For me, success is building trust. I want people to know that if they see something on the Cross Border Network, it came directly from me. I was there. I filmed it. I asked the questions. I witnessed what happened.
That clarity matters because context matters. It's easy to watch a thirty-second clip from a two-hour meeting and form a strong opinion, but it's much harder to understand everything that happened before and after that moment. That's why I believe people deserve original reporting and complete conversations rather than commentary built on someone else's highlights.
The Cross Border Network was never intended to be another reaction channel. It was created to tell original stories, document communities, and have meaningful conversations with people directly. That requires more work, more travel, and more patience. It also means accepting that other outlets will sometimes publish stories before I do, or that I won't publish anything at all. I'm comfortable with that because credibility is built one decision at a time.
Every creator has to decide what matters most. Some prioritize speed, some prioritize entertainment, and some prioritize scale. I've chosen to prioritize trust. Trust takes years to earn and only moments to lose, and once people begin wondering whether you're creating your own journalism or simply filtering someone else's work through your opinion, that trust begins to erode.
So, to everyone who has asked why I don't react to another podcast, critique every council meeting, or weigh in on every headline making the rounds online, here's my answer. It's not because I don't have opinions, and it's certainly not because I'm afraid of difficult conversations.
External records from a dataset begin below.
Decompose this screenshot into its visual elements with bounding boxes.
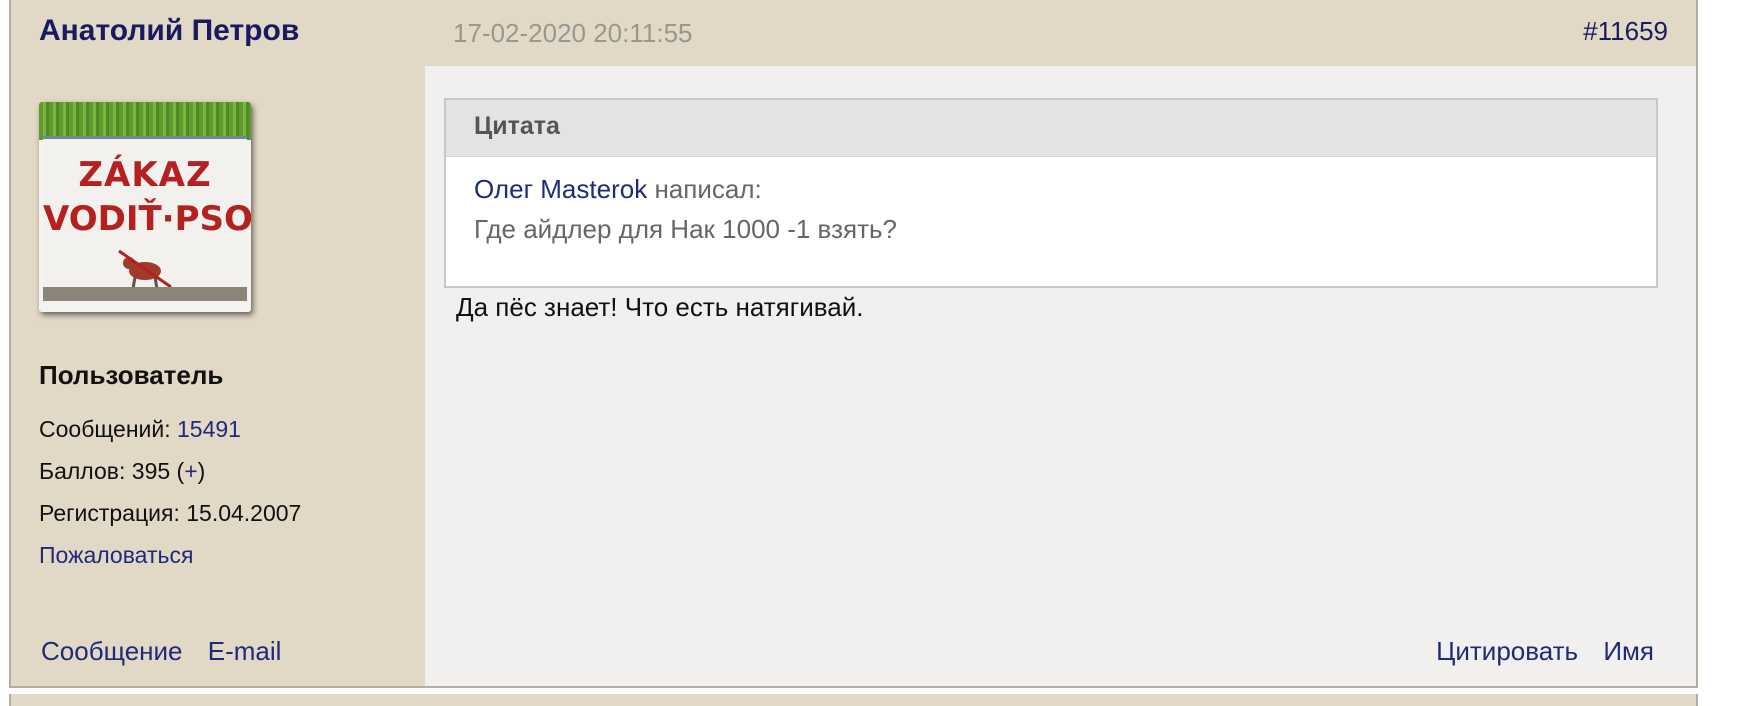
- quote-author-link[interactable]: Олег Masterok: [474, 174, 647, 204]
- quote-text: Где айдлер для Нак 1000 -1 взять?: [474, 214, 897, 244]
- points-label: Баллов:: [39, 458, 126, 484]
- contact-links: Сообщение E-mail: [41, 636, 299, 667]
- post-actions: Цитировать Имя: [1418, 636, 1654, 667]
- points-value: 395: [131, 458, 171, 484]
- reg-label: Регистрация:: [39, 500, 180, 526]
- quote-author-line: Олег Masterok написал:: [474, 174, 762, 205]
- posts-label: Сообщений:: [39, 416, 171, 442]
- avatar: ZÁKAZ VODIŤ·PSOV!: [39, 102, 251, 312]
- next-post-edge: [9, 694, 1698, 706]
- avatar-grass: [39, 102, 251, 140]
- reg-value: 15.04.2007: [186, 500, 302, 526]
- post-header: 17-02-2020 20:11:55 #11659: [425, 0, 1696, 66]
- quote-wrote: написал:: [654, 174, 762, 204]
- user-role: Пользователь: [39, 360, 224, 390]
- posts-count-link[interactable]: 15491: [177, 416, 241, 442]
- avatar-sign-base: [43, 287, 247, 301]
- quote-block: Цитата Олег Masterok написал: Где айдлер…: [444, 98, 1658, 288]
- cite-link[interactable]: Цитировать: [1436, 636, 1578, 666]
- points-count: Баллов: 395 (+): [39, 458, 205, 485]
- complain-link[interactable]: Пожаловаться: [39, 542, 193, 569]
- points-add-wrapper: (+): [176, 458, 206, 484]
- avatar-sign: ZÁKAZ VODIŤ·PSOV!: [43, 136, 251, 301]
- next-post-header-edge: [425, 694, 1696, 706]
- points-add-button[interactable]: +: [184, 458, 197, 484]
- post-number-link[interactable]: #11659: [1583, 16, 1668, 47]
- next-post-sidebar-edge: [11, 694, 425, 706]
- posts-count: Сообщений: 15491: [39, 416, 241, 443]
- registration-date: Регистрация: 15.04.2007: [39, 500, 301, 527]
- post-body: Да пёс знает! Что есть натягивай.: [456, 292, 864, 322]
- name-link[interactable]: Имя: [1603, 636, 1654, 666]
- author-name[interactable]: Анатолий Петров: [39, 14, 299, 48]
- quote-header: Цитата: [446, 100, 1656, 157]
- email-link[interactable]: E-mail: [208, 636, 282, 666]
- no-dog-icon: [118, 249, 172, 290]
- forum-post: Анатолий Петров ZÁKAZ VODIŤ·PSOV! Пользо…: [9, 0, 1698, 688]
- avatar-sign-text-2: VODIŤ·PSOV!: [43, 199, 251, 239]
- author-sidebar: Анатолий Петров ZÁKAZ VODIŤ·PSOV! Пользо…: [11, 0, 425, 686]
- post-date: 17-02-2020 20:11:55: [453, 18, 693, 48]
- quote-title: Цитата: [474, 112, 560, 140]
- avatar-sign-text-1: ZÁKAZ: [78, 155, 212, 195]
- message-link[interactable]: Сообщение: [41, 636, 183, 666]
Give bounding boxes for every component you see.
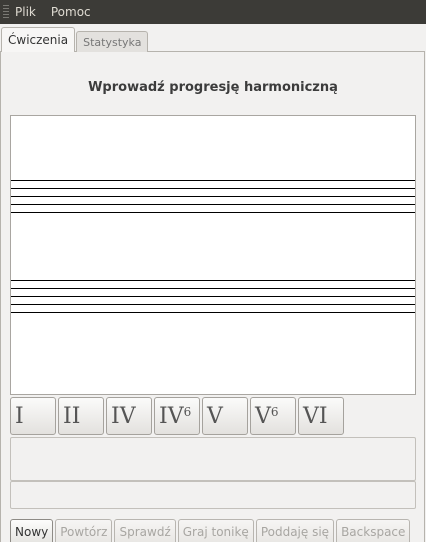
- menu-file[interactable]: Plik: [15, 5, 36, 19]
- chord-button-ii[interactable]: II: [58, 397, 104, 435]
- chord-numeral: IV: [111, 403, 136, 429]
- staff-line: [11, 212, 415, 213]
- staff-line: [11, 312, 415, 313]
- give-up-button[interactable]: Poddaję się: [255, 519, 335, 542]
- staff-line: [11, 304, 415, 305]
- chord-numeral: VI: [303, 403, 328, 429]
- backspace-button[interactable]: Backspace: [336, 519, 411, 542]
- chord-numeral: II: [63, 403, 81, 429]
- chord-inversion: 6: [183, 405, 192, 419]
- chord-inversion: 6: [270, 405, 279, 419]
- chord-numeral: V: [255, 403, 271, 429]
- chord-button-iv6[interactable]: IV 6: [154, 397, 200, 435]
- staff-line: [11, 288, 415, 289]
- chord-button-v6[interactable]: V6: [250, 397, 296, 435]
- staff-line: [11, 188, 415, 189]
- exercise-title: Wprowadź progresję harmoniczną: [88, 80, 338, 95]
- chord-numeral: V: [207, 403, 223, 429]
- tab-exercises[interactable]: Ćwiczenia: [1, 27, 76, 52]
- staff-line: [11, 196, 415, 197]
- notebook-tabs: Ćwiczenia Statystyka: [0, 27, 149, 52]
- chord-button-row: I II IV IV 6 V V6 VI: [10, 397, 346, 435]
- chord-button-i[interactable]: I: [10, 397, 56, 435]
- menubar-grip-icon: [3, 5, 9, 19]
- staff-line: [11, 204, 415, 205]
- check-button[interactable]: Sprawdź: [114, 519, 176, 542]
- status-message-box: [10, 481, 416, 509]
- chord-numeral: I: [15, 403, 24, 429]
- repeat-button[interactable]: Powtórz: [55, 519, 113, 542]
- menu-help[interactable]: Pomoc: [51, 5, 91, 19]
- tab-statistics[interactable]: Statystyka: [76, 31, 149, 52]
- chord-button-vi[interactable]: VI: [298, 397, 344, 435]
- staff-line: [11, 296, 415, 297]
- menubar: Plik Pomoc: [0, 0, 426, 24]
- chord-button-iv[interactable]: IV: [106, 397, 152, 435]
- chord-button-v[interactable]: V: [202, 397, 248, 435]
- chord-numeral: IV: [159, 403, 184, 429]
- answer-display-box: [10, 437, 416, 481]
- new-button[interactable]: Nowy: [10, 519, 54, 542]
- play-tonic-button[interactable]: Graj tonikę: [177, 519, 254, 542]
- action-button-row: Nowy Powtórz Sprawdź Graj tonikę Poddaję…: [10, 519, 412, 542]
- music-staff-display[interactable]: [10, 115, 416, 395]
- staff-line: [11, 280, 415, 281]
- staff-line: [11, 180, 415, 181]
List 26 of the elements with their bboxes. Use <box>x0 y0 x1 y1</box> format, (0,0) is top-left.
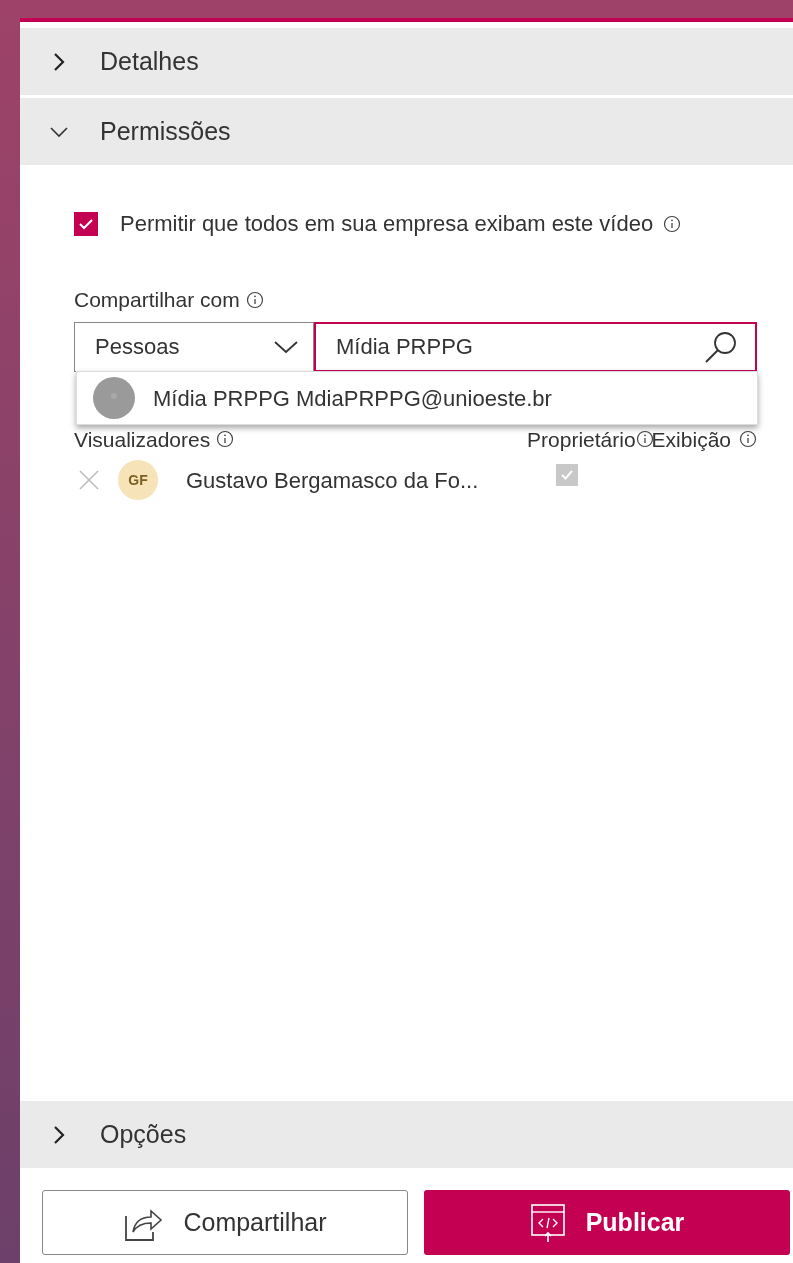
person-avatar-icon <box>93 377 135 419</box>
section-header[interactable]: Opções <box>20 1101 793 1168</box>
info-icon[interactable] <box>635 430 654 449</box>
suggestion-item[interactable]: Mídia PRPPG MdiaPRPPG@unioeste.br <box>77 372 757 424</box>
info-icon[interactable] <box>739 430 757 449</box>
checkbox[interactable] <box>74 211 98 236</box>
field-label: Compartilhar com <box>74 287 240 313</box>
info-icon[interactable] <box>216 430 235 449</box>
column-header: Exibição <box>651 426 731 453</box>
column-header: Visualizadores <box>74 426 211 453</box>
code-window-icon <box>529 1202 566 1243</box>
viewer-name: Gustavo Bergamasco da Fo... <box>186 466 480 495</box>
avatar: GF <box>118 460 158 500</box>
chevron-down-icon <box>48 124 70 139</box>
section-header[interactable]: Detalhes <box>20 28 793 95</box>
section-header[interactable]: Permissões <box>20 98 793 165</box>
checkmark-icon <box>560 469 574 481</box>
info-icon[interactable] <box>663 214 682 233</box>
checkbox-label: Permitir que todos em sua empresa exibam este vídeo <box>120 210 654 238</box>
publish-button[interactable]: Publicar <box>424 1190 790 1255</box>
search-icon[interactable] <box>703 329 739 364</box>
share-button[interactable]: Compartilhar <box>42 1190 408 1255</box>
column-header: Proprietário <box>527 426 636 453</box>
checkmark-icon <box>78 216 94 231</box>
info-icon[interactable] <box>245 290 264 309</box>
chevron-down-icon <box>273 338 299 355</box>
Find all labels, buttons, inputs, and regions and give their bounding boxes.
It's because I made a commitment to myself and to the audience that if I'm going to tell a story, it will be one I've done the work to tell. If you're looking for original conversations, firsthand reporting, and content created from the ground where the stories actually happen, I hope you'll continue to follow the Cross Border Network.
If you're looking for someone to react to clips from someone else's work, there are plenty of talented creators who do exactly that. I genuinely wish them success.
But that's never been my lane, and as long as the Cross Border Network exists, it never will be.